Recently, the adaptive attack, which is the attack specifically designed for certain defence mechanisms, has been gaining more and more attention due to its impressive attack effect (4; 32). Tramer et al. (32) evaluated 13 defence methods proposed in the year of 2019 by performing adaptive attacks on them as the evaluation of robustness under worst-case scenario. Unfortunately, all of these 13 defence methods fail to protect victim model from corresponding adaptive attacks while majority of adaptive attacks on them are iterative attack algorithms like PGD with multiple random starts and larger number of iterations.
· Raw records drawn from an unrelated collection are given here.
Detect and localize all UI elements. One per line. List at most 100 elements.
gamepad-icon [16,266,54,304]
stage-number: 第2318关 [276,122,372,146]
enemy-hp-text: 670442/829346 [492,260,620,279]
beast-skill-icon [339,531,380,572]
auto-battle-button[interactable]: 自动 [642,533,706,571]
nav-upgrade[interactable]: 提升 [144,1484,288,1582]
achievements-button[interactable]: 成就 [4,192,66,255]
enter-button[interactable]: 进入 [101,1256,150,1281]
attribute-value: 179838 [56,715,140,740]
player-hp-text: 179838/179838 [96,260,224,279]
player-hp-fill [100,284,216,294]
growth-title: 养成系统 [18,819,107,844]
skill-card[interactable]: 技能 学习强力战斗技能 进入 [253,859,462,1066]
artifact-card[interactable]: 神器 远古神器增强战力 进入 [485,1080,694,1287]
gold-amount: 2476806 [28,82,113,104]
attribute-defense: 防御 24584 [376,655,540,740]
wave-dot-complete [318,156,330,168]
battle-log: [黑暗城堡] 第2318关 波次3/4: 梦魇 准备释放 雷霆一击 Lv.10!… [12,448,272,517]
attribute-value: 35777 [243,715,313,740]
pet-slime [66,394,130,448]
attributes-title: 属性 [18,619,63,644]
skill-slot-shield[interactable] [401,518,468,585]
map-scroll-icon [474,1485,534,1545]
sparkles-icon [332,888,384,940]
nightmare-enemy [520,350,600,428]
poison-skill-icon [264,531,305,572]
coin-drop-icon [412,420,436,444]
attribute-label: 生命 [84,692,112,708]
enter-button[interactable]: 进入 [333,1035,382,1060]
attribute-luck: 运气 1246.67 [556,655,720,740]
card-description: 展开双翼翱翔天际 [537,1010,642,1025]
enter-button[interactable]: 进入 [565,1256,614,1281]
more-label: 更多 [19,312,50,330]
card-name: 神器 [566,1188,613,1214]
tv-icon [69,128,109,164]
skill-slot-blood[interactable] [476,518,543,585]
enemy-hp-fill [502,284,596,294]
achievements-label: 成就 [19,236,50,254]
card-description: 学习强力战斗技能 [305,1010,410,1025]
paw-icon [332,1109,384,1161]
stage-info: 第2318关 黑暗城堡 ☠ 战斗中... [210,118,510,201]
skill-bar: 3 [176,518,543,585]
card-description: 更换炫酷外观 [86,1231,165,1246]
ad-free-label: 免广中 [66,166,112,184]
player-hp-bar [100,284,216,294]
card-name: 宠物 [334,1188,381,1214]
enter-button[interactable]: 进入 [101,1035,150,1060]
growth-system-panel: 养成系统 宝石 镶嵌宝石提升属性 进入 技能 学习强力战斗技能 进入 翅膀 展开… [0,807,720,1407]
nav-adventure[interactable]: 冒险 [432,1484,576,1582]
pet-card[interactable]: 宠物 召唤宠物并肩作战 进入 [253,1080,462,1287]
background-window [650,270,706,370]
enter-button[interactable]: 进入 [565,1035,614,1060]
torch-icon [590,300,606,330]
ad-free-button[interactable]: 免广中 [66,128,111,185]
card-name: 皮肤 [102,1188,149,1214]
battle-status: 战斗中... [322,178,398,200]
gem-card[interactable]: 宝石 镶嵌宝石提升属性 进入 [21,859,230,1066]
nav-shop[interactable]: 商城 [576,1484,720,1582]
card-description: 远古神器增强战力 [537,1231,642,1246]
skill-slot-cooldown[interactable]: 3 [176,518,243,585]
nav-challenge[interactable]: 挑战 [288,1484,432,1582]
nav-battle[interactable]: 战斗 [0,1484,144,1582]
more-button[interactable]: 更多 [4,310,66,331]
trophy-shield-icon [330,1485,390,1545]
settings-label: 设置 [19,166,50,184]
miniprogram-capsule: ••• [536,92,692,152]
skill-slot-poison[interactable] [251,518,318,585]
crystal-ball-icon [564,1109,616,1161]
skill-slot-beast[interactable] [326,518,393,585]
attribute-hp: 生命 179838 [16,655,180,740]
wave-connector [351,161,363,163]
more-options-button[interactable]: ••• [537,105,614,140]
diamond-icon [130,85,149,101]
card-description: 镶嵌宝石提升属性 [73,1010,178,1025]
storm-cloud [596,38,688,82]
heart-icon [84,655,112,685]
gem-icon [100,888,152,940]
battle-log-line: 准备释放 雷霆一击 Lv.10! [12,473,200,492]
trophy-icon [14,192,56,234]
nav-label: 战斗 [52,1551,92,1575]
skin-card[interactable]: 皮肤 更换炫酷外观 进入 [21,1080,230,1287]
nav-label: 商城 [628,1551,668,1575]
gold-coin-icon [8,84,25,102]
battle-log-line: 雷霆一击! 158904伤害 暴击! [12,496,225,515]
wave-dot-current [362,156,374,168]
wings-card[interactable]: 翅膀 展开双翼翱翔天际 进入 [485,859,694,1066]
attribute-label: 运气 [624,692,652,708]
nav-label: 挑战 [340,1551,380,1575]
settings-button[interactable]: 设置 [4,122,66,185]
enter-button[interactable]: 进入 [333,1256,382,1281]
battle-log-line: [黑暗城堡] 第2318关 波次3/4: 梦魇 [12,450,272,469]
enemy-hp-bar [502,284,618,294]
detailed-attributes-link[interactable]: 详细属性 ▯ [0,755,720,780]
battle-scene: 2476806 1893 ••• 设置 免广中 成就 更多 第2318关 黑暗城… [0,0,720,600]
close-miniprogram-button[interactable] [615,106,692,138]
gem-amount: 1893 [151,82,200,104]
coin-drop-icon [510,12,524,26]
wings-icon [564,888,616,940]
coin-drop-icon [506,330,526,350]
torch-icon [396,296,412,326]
Our paper borrows the core idea of the classical attack algorithms and proposes adaptive attack algorithms targeting the transformation-based ensemble defence, fully considering the learnt lessons about the importance of evaluating under sufficient strong settings (32).

There is a continuous arms race between the machine learning attack and defence. It is of great significance to defend machine learning models against such attacks so that the models can produce trustworthy output that we can rely on. Researchers have put a large amount of effort in defending machine learning models(30)(24)(27), among which the ensemble defence is an important branch.

Ensemble as a defence method is an easy but efficient way to protect models from adversarial attacks especially under black-box scenarios when the ensemble details are unknown to attackers. There are ensembles promoting the diversity among sub-models (24), using different precision of weights and activation functions in sub-models (29), training an ensemble of binary-classifiers with sufficient diversity and redundancy (33), combining sub-models trained on data after different transformations (21), etc. It is shown that even simple combination of undefended classifiers with different random noise has similar robustness to the adversarial training (17; 4) and advanced ensembles with guaranteed diversity (24; 33; 30; 21) demonstrate superior performance. However, in the attack and defence arms race, some defences are soon broken by adaptive attacks (24; 11; 29; 32). In order to better understand the effectiveness of transformation-based ensemble defence (21), we utilise transferability analysis and propose two adaptive attack algorithms, i.e., TAA and PAA. The results reveal that the transformation-based ensemble defence can provide some but not enough robustness against AEs. The gained robustness is mainly from the irreversible transformation sub-models, and increasing the number ensemble sub-models does not increase the ensemble robustness.